И еще много было прекрасного и приятного накануне. Ему подарили кучу замечательных книг и предложили хорошо оплачиваемую и необременительную работу.
Где это было? Пантелеев усиленно вспоминал. Вскоре догадался: это могло быть только во сне, потому что больше я нигде не был.
И все равно было еще легко и прекрасно.
А потом охватил страх. Нет, это был не тот страх, который терзает бедолаг сутками и более по выходу из запоя, темный, безотчетный, панический, когда даже в полдень стараешься подальше обойти прохожих на улице: для такого страха время еще не настало, Пантелеев был еще порядочно пьян. Сей утренний страх был понятен. Он знал, чего боялся. Это был страх нетвердости памяти.
Пантелеев не был богат. Да и часто ли наши пьяницы бывают богаты? Более того, он был беден. Правда, он работал, служил (инженером) и получал ежемесячно жалованье. Но что это было за жалованье! Денег в доме хронически не хватало, до скуки и тоски не хватало.
Пантелеев, впрочем, привык к своей бедности и сносил ее относительно кротко, но на сей раз это уже ни в какие ворота не лезло, это было уже совершенно непонятно что… Катастрофа…
Дело в том, что накануне он получил свое это самое жалованье и даже немного больше, чем обычно, а вот теперь, утром, никаких денег обнаружить не мог.
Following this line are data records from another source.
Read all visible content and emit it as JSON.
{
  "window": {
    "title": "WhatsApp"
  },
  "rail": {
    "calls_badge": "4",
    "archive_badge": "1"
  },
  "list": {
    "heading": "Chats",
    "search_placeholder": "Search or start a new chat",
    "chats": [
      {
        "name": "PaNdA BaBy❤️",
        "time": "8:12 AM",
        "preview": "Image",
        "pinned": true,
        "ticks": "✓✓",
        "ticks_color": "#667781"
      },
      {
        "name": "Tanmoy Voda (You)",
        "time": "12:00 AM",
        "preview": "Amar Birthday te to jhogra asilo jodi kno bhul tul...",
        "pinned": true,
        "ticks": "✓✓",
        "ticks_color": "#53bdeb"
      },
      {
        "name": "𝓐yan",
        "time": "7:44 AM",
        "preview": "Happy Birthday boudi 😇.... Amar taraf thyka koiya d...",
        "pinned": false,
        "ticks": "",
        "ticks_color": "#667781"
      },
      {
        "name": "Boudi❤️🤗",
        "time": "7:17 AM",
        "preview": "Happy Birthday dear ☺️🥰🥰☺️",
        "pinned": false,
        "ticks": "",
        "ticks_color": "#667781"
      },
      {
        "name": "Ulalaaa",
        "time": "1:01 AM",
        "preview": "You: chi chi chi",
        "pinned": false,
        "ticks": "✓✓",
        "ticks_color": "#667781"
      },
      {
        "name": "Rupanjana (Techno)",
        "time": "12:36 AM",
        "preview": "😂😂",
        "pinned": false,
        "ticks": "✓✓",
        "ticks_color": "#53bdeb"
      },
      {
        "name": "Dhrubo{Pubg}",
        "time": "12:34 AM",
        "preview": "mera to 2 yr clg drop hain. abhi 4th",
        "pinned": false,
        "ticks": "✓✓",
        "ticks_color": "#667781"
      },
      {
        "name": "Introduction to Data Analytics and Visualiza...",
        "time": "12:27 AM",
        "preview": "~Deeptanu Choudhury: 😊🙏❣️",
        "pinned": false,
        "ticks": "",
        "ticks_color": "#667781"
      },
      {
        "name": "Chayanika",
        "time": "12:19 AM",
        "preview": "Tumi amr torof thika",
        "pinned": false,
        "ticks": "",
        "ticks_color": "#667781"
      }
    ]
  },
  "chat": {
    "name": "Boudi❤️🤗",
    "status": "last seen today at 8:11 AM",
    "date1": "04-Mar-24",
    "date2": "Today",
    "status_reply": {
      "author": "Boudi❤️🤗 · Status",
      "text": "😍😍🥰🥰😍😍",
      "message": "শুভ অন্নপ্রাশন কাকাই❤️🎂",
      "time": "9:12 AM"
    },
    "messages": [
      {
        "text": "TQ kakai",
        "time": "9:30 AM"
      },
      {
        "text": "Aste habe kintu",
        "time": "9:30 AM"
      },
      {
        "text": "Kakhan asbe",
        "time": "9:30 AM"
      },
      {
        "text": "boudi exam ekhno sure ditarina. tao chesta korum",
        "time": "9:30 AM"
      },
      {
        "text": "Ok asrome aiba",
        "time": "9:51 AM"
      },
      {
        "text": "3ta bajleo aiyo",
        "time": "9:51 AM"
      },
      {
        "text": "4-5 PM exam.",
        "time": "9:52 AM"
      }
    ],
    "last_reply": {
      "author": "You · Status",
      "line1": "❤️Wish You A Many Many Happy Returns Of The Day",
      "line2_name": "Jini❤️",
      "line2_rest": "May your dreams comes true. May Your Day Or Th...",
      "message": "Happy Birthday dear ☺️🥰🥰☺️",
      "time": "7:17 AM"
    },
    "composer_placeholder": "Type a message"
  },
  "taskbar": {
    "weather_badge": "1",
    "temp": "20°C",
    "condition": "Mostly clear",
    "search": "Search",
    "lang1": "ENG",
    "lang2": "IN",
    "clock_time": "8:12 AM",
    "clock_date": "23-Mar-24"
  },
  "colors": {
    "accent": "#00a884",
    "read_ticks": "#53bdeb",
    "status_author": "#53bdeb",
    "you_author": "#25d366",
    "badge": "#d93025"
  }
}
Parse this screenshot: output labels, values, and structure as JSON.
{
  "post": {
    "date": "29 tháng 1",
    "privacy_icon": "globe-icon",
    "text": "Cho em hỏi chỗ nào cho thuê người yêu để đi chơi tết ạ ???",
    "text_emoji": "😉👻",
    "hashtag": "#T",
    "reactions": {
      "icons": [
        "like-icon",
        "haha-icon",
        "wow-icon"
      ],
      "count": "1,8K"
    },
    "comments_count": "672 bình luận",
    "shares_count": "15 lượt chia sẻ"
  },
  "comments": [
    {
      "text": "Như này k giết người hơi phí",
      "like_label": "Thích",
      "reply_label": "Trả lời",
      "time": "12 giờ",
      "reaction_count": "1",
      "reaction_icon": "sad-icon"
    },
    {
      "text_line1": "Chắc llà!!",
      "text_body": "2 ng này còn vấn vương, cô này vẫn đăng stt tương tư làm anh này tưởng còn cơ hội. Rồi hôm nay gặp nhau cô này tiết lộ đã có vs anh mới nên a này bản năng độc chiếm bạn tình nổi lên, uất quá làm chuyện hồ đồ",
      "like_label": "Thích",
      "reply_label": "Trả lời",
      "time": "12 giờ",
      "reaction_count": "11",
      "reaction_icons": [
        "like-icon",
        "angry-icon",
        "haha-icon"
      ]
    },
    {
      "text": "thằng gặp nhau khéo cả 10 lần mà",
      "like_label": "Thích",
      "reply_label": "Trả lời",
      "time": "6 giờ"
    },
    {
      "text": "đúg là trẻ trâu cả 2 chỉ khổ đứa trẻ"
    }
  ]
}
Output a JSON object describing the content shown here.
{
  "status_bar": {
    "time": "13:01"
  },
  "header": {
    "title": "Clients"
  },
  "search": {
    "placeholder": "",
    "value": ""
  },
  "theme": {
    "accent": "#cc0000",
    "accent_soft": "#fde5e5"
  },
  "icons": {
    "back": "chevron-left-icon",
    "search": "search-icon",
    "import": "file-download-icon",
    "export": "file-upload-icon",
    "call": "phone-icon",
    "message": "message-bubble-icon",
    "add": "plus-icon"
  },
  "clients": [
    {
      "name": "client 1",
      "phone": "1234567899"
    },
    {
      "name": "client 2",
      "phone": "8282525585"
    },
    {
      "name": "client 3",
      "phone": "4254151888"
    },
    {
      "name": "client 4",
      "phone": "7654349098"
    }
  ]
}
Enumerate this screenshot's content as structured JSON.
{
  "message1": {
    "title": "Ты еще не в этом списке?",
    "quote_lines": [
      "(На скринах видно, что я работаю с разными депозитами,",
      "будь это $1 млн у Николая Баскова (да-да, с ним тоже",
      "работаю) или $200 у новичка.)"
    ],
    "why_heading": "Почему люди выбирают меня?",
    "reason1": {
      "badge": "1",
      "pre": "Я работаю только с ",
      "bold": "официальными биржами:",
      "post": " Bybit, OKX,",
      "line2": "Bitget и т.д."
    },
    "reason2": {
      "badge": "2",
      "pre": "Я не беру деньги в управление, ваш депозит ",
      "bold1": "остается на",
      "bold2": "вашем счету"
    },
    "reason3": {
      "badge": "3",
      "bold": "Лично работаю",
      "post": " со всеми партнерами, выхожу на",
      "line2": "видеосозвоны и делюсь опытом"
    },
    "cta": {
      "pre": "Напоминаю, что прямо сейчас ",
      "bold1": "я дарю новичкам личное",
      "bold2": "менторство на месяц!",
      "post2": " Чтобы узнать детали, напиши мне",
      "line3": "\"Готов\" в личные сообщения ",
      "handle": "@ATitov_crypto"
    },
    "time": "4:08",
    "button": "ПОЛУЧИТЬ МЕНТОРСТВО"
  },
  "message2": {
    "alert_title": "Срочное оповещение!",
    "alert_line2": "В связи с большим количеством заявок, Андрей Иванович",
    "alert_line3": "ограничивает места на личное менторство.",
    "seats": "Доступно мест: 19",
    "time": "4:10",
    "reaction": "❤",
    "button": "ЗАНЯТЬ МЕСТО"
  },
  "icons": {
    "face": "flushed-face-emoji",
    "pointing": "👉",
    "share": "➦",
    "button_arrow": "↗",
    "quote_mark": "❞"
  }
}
Того, что нашлось, могло хватить, чтоб раз или даже два выпить и забыться, а дальше что? Вопросы возникали неразрешимые.
Он еще надеялся, разумеется, свои деньги найти, но искал и не находил, и чем дольше не находил, тем страшней и беспомощней ему становилось.
Некоторая схема в его голове все же складывалась. Но ни утешения, ни облегчения она пока не приносила. В сущности все, может быть, могло быть очень просто. Бедный Пантелеев не слишком доверял своей жене и не совсем напрасно: уже случалось ему по милости любимой женщины оставаться в совершенной нищете (непохмеленности) и наедине со своими естественными страданиями, да, к слову сказать, он и себе самому не слишком доверял. Так что накануне, вернувшись, разумеется, пьяным, он мог спрятать деньги, чтоб ей нипочем не найти. Спрятал и забыл где. И теперь, утром, найти не мог. Ни в каких мыслимых местах денег не было.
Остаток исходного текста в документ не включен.